“I have always thought that the best way to find out what is right and what is not right, what should be done and what should not be done, is not to give a sermon, but to talk and discuss, and out of discussion sometimes a little bit of truth comes out.”
—Jawaharlal Nehru, India’s first prime minister
I am a firm believer in collaboration. To quote another world leader, Woodrow Wilson, “I not only use all of the brains I have, but all I can borrow.” Too many misguided actions come from planning in isolation, without consulting the people most affected by the decision.
So I find myself particularly heartened by Chico city government this week, just days after shaking my head in all-too-familiar frustration.
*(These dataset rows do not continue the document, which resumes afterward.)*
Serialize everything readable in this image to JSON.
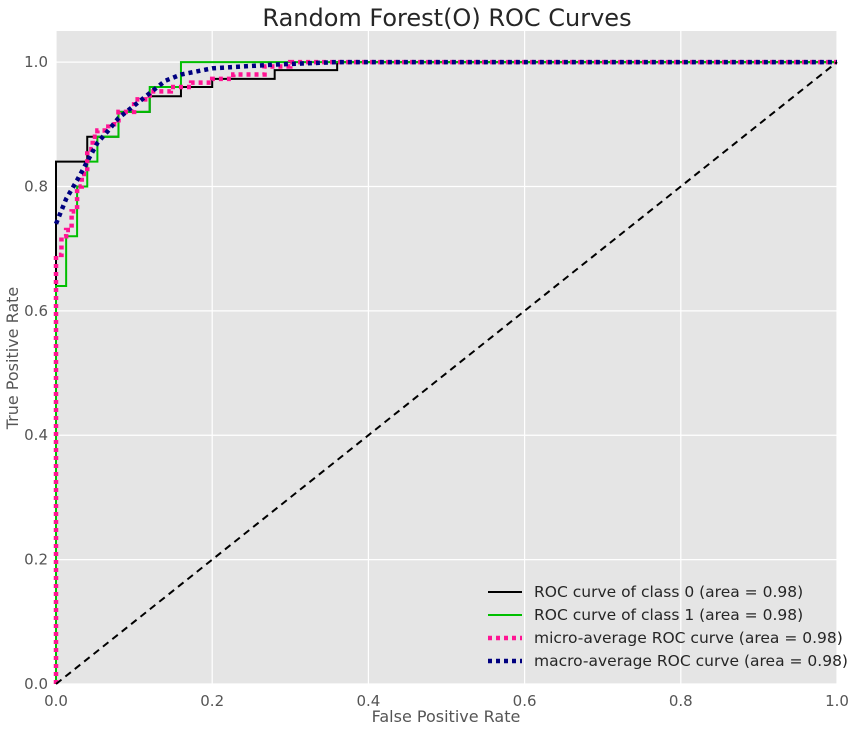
{
  "chart_data": {
    "type": "line",
    "title": "Random Forest(O) ROC Curves",
    "xlabel": "False Positive Rate",
    "ylabel": "True Positive Rate",
    "xlim": [
      0.0,
      1.0
    ],
    "ylim": [
      0.0,
      1.05
    ],
    "xticks": [
      "0.0",
      "0.2",
      "0.4",
      "0.6",
      "0.8",
      "1.0"
    ],
    "yticks": [
      "0.0",
      "0.2",
      "0.4",
      "0.6",
      "0.8",
      "1.0"
    ],
    "grid": true,
    "background": "#E5E5E5",
    "legend_position": "lower-right",
    "series": [
      {
        "name": "ROC curve of class 0 (area = 0.98)",
        "color": "#000000",
        "style": "solid",
        "x": [
          0.0,
          0.0,
          0.04,
          0.04,
          0.05,
          0.05,
          0.08,
          0.08,
          0.12,
          0.12,
          0.16,
          0.16,
          0.2,
          0.2,
          0.28,
          0.28,
          0.36,
          0.36,
          1.0
        ],
        "y": [
          0.0,
          0.84,
          0.84,
          0.88,
          0.88,
          0.88,
          0.88,
          0.92,
          0.92,
          0.945,
          0.945,
          0.96,
          0.96,
          0.973,
          0.973,
          0.987,
          0.987,
          1.0,
          1.0
        ]
      },
      {
        "name": "ROC curve of class 1 (area = 0.98)",
        "color": "#00BF00",
        "style": "solid",
        "x": [
          0.0,
          0.0,
          0.013,
          0.013,
          0.027,
          0.027,
          0.04,
          0.04,
          0.053,
          0.053,
          0.08,
          0.08,
          0.12,
          0.12,
          0.16,
          0.16,
          1.0
        ],
        "y": [
          0.0,
          0.64,
          0.64,
          0.72,
          0.72,
          0.8,
          0.8,
          0.84,
          0.84,
          0.88,
          0.88,
          0.92,
          0.92,
          0.96,
          0.96,
          1.0,
          1.0
        ]
      },
      {
        "name": "micro-average ROC curve (area = 0.98)",
        "color": "#FF1493",
        "style": "dotted",
        "x": [
          0.0,
          0.0,
          0.007,
          0.007,
          0.013,
          0.013,
          0.02,
          0.02,
          0.027,
          0.027,
          0.033,
          0.033,
          0.04,
          0.04,
          0.047,
          0.047,
          0.053,
          0.053,
          0.067,
          0.067,
          0.08,
          0.08,
          0.1,
          0.1,
          0.12,
          0.12,
          0.147,
          0.147,
          0.173,
          0.173,
          0.2,
          0.2,
          0.227,
          0.227,
          0.267,
          0.267,
          0.3,
          0.3,
          1.0
        ],
        "y": [
          0.0,
          0.69,
          0.69,
          0.72,
          0.72,
          0.73,
          0.73,
          0.76,
          0.76,
          0.8,
          0.8,
          0.82,
          0.82,
          0.86,
          0.86,
          0.88,
          0.88,
          0.89,
          0.89,
          0.9,
          0.9,
          0.92,
          0.92,
          0.94,
          0.94,
          0.953,
          0.953,
          0.96,
          0.96,
          0.967,
          0.967,
          0.973,
          0.973,
          0.98,
          0.98,
          0.993,
          0.993,
          1.0,
          1.0
        ]
      },
      {
        "name": "macro-average ROC curve (area = 0.98)",
        "color": "#000080",
        "style": "dotted",
        "x": [
          0.0,
          0.013,
          0.027,
          0.04,
          0.053,
          0.067,
          0.08,
          0.1,
          0.12,
          0.14,
          0.16,
          0.18,
          0.2,
          0.24,
          0.28,
          0.32,
          0.36,
          1.0
        ],
        "y": [
          0.74,
          0.78,
          0.81,
          0.84,
          0.87,
          0.89,
          0.91,
          0.93,
          0.95,
          0.97,
          0.98,
          0.985,
          0.99,
          0.993,
          0.996,
          0.998,
          1.0,
          1.0
        ]
      },
      {
        "name": "",
        "color": "#000000",
        "style": "dashed",
        "x": [
          0.0,
          1.0
        ],
        "y": [
          0.0,
          1.0
        ]
      }
    ]
  }
}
Last weekend, new Planning Director Steve Peterson and several of his staff members participated in a workshop and walkabout with the Chico Avenues Neighborhood Association (detailed in Newslines on page 10). City officials talked with residents and toured their blocks, getting firsthand information for the formation of a neighborhood plan.
This is not the first time that City Hall has sought input from citizens—the General Plan, for instance, was a collaborative venture. The reason the CANA planning confab is notable is because it shows Chico administrators mean what they say in preaching policies of inclusion.
Too often, Chicoans find themselves on the trailing edge of development. Take Tuscan Village—the first time many neighbors got to voice their concerns was when the City Council was about to vote on the project. With CANA and a fledgling group in the Barber neighborhood, the city is taking a collaborative approach early in the process, before blueprints and site maps start flowing.
This concept may seem obvious rather than groundbreaking. But the election-night council meeting shows cooperative planning is not universal.
The Nov. 7 City Council agenda included a modified ordinance regarding “vehicles for hire”—i.e. taxis. Administrative Services Director Cindy Pierce explained that the main changes would cover who wholly administers the licensing of drivers (the Police Department) and who hears appeals (the city manager, rather than the council).
Seems basic enough … but problems arose over some of the fine print, particularly a requirement that drivers reapply for licenses when they leave an employer. Councilmembers and staff discussed the fairness of such a provision, yet that didn’t turn out to be the crux of the issue. Cabbies aren’t employees—they are independent contractors, drivers and cab owners explained. That is a significant distinction.
Because of this and other concerns, the council voted unanimously to send the matter back to the Internal Affairs Committee.
“Great discoveries and improvements invariably involve the cooperation of many minds.” I hope city officials keep Alexander Graham Bell’s words in mind should they again feel tempted to make changes without consulting the man (and woman) on the street.